When you get right down to it, Nature and Evolution aren't concerned with the happiness or welfare of individuals. There are many species whose individual members have very short lifespans, but those species as a whole do just fine.

This will work just the same if you have a short life and reproduce rapidly, see my example with rabbits. In rapid reproducing animals tend to have pretty frequent booms followed by dieoff.
Main issue is that animals in the wild live so dangerous its unlikely that they get old enough to die from it. 
 

2 hours ago, Kobymaru said:

You're getting it wrong. Replacing telomers is easy, but the telomer shortening mechanism is there *on purpose*, and the purpose is to track the cell mitosis count. Too many divisions, cell dies. This is important for, you know, not having cancer.

And this, limit cell reproduction limit cancer, yes you die because of this but you have an reduced risk of cancer. And chances to die of old age for most animals are very small. 

[peadar1987]

41 minutes ago, magnemoe said:

This will work just the same if you have a short life and reproduce rapidly, see my example with rabbits. In rapid reproducing animals tend to have pretty frequent booms followed by dieoff.
Main issue is that animals in the wild live so dangerous its unlikely that they get old enough to die from it. 
 

And this, limit cell reproduction limit cancer, yes you die because of this but you have an reduced risk of cancer. And chances to die of old age for most animals are very small. 

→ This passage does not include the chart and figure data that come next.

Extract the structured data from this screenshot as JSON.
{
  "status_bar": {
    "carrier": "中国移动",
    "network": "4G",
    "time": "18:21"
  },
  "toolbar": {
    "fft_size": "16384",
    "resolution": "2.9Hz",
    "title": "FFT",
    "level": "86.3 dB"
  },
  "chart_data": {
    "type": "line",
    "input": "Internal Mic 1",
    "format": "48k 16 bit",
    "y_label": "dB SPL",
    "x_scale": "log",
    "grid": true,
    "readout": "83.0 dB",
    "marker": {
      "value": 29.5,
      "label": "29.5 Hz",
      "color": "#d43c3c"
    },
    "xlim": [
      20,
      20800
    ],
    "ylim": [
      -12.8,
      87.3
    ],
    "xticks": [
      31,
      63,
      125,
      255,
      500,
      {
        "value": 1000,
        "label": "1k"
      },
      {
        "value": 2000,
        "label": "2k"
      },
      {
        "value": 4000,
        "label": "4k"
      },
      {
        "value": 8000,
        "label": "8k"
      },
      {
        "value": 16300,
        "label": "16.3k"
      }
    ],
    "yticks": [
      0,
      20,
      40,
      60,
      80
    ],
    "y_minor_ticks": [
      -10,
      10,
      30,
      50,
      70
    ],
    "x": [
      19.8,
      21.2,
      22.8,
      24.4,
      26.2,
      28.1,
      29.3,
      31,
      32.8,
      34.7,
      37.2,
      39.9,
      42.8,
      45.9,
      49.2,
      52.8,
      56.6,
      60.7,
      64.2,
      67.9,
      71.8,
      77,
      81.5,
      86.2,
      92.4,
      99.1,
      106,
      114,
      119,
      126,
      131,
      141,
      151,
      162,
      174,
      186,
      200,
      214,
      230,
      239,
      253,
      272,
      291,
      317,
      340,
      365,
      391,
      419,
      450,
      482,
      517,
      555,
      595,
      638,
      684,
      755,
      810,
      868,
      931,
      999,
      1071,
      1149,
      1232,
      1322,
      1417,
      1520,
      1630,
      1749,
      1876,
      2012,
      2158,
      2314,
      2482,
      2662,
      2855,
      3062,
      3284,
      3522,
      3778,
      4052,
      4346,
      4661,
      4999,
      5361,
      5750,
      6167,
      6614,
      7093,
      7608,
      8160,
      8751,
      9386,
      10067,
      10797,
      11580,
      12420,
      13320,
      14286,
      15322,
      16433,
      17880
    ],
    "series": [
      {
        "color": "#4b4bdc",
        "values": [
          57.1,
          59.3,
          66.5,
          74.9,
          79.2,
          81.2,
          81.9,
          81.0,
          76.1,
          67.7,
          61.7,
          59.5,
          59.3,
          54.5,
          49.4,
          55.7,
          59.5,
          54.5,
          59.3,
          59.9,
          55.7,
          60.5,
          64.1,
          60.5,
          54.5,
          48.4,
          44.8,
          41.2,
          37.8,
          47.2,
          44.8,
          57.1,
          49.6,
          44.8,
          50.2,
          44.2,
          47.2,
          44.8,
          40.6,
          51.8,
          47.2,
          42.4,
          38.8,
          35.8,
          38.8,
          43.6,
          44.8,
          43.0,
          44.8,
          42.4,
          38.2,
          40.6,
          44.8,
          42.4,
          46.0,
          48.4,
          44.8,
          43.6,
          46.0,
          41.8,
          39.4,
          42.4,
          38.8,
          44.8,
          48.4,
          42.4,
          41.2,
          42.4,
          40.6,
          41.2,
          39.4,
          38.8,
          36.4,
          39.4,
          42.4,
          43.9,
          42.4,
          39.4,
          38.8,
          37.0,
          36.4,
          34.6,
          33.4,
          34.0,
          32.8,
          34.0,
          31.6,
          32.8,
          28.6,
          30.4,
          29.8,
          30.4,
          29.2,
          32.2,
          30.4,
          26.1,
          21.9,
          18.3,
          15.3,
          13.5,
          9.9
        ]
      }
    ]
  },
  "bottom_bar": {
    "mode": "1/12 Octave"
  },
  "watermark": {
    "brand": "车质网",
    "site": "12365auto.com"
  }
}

Animals don't die of "old age" that often, but they often die from not being quick enough, disease resistant enough, or perceptive enough, all of which are associated with ageing. Evolution is a statistical process, and if you are more likely to die the older you are, the degradation of cells is still a factor.

[magnemoe]

6 minutes ago, peadar1987 said:

Animals don't die of "old age" that often, but they often die from not being quick enough, disease resistant enough, or perceptive enough, all of which are associated with ageing. Evolution is a statistical process, and if you are more likely to die the older you are, the degradation of cells is still a factor.

True, but this is not an significant factor, an animal who would live longer would be able to have more offspring something who would be an benefit for the gene.
It don't happen so much since other factors like higher chance at survive childhood and getting an mate are far more important.